Prediction of Missing Semantic Relations in Lexical-Semantic Network

Using Supervised Machine Learning Techniques (Random Forest Framework), this study focuses on the prediction of missing six semantic relations (such as is_a and has_part) between two given nodes in RezoJDM a French lexical-semantic network. The output of this prediction is a set of pairs in which the first entries are semantic relations and the second entries are the probabilities of existence of such relations. This is done by using node2vec approach in the feature extraction phase.

Computational Context Modeling

The context of medical conditions is an important feature to consider when processing clinical narratives. In the domain of clinical in-formation extraction, contextual information typically includes three types of modifiers: negation (whether the target concept exists, does not exist, or is possible/uncertain),experiencer (whether the target concept refers to the current patient or to someone else), and temporality (whether the target concept is currently true, historically true, or hypothetical) other than the patient in English clinical text. A study has been done on French Adaptation of FastContext. This is performed by enriching the French Contextual Rules to 10K+ by using semi-automatically synonym extraction.

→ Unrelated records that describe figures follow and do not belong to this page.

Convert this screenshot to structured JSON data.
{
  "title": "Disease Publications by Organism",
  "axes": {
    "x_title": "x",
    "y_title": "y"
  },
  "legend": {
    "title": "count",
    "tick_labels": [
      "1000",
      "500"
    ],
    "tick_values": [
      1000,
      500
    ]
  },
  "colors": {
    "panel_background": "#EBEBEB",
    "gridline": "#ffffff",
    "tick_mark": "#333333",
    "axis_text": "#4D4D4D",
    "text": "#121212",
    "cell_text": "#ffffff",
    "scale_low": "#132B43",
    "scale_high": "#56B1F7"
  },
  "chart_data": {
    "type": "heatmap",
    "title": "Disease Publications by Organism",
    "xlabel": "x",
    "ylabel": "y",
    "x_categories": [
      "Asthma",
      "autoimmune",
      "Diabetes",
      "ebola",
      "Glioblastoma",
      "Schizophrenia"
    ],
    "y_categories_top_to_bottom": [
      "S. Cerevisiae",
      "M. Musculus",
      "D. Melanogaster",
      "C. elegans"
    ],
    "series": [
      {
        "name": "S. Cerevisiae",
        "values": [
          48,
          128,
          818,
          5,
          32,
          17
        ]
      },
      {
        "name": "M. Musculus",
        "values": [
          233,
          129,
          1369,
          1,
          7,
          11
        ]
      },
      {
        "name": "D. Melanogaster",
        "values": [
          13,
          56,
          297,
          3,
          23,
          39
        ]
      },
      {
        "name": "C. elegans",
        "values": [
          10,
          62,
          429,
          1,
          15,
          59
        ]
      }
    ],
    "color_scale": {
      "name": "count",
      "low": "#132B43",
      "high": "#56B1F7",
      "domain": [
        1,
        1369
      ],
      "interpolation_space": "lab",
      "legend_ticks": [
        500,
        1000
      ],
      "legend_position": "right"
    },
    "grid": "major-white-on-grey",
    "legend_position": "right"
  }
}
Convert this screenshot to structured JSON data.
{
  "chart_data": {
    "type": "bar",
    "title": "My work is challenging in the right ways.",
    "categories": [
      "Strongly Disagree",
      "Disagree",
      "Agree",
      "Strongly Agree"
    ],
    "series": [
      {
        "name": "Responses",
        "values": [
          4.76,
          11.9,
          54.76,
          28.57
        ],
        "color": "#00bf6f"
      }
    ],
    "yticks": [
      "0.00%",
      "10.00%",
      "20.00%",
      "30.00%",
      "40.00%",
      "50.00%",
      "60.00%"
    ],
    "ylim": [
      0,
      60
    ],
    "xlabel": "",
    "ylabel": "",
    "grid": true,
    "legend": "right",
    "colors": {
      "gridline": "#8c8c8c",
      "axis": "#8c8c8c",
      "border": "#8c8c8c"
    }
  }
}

Coreference Resolution using Supervised Machine Learning

This study focus on Coreference Resolution Resolver using machine-learning based NLP frameworks for coreference resolution in French language. It is already trained using 25 syntactic/morphological features derived from ANCOR a French Oral Corpus. French-CRS has already pre-trained language models and it is ready to be incorporated for French text. It internaly uses other systems for mention and named entity detections. French-CRS is planned to be enriched by semantic features. This will let it be fitted for other tasks such as nomination detection in social media context.

Computational Psycholinguistic Difficulty Modeling

Capturing linguistic difficulty, has been done by means of Property Grammar [Blache, 1991] which is a powerful formalism for precise evaluation on the basis of quantifiable criteria. It brings together different parameters from linguistic, psycholinguistics and computational domains such as Incomplete Dependency Theory [Gibson, 1998], Dependency Locality Theory [Gibson, 2000] and Activation Theory [Vasishth, 2003].

Our research has applied the same principle, but, instead of Property Grammar we have used Categorial Proof Nets which enables deep semantic representations via Curry-Howard polymorphism. Our contributions for introducing new metrics for quantifying linguistic complexity are three-fold: DLT-based Complexity Profiling, Activation-based Complexity Profiling and finally Satisfaction-Ratio Measurement. These new metrics are applicable for wide range of linguistic phenomena such as non-canonical sentences.

Algorithms for Sentence Completion Task

For non-canonical sentences that have missing categories, two algorithms are designed:

[1] An algorithm that extends Categorial Grammars with unification and dynamic programming with time complexity O(n4).

[2] A constraint-based method using Constraint Handling Rules and Tree Adjoining Operations for missing category detection and correction. This method benefits from its generality and can cover more problems. Some of the properties of rules are supported by the relevant mathematical proofs.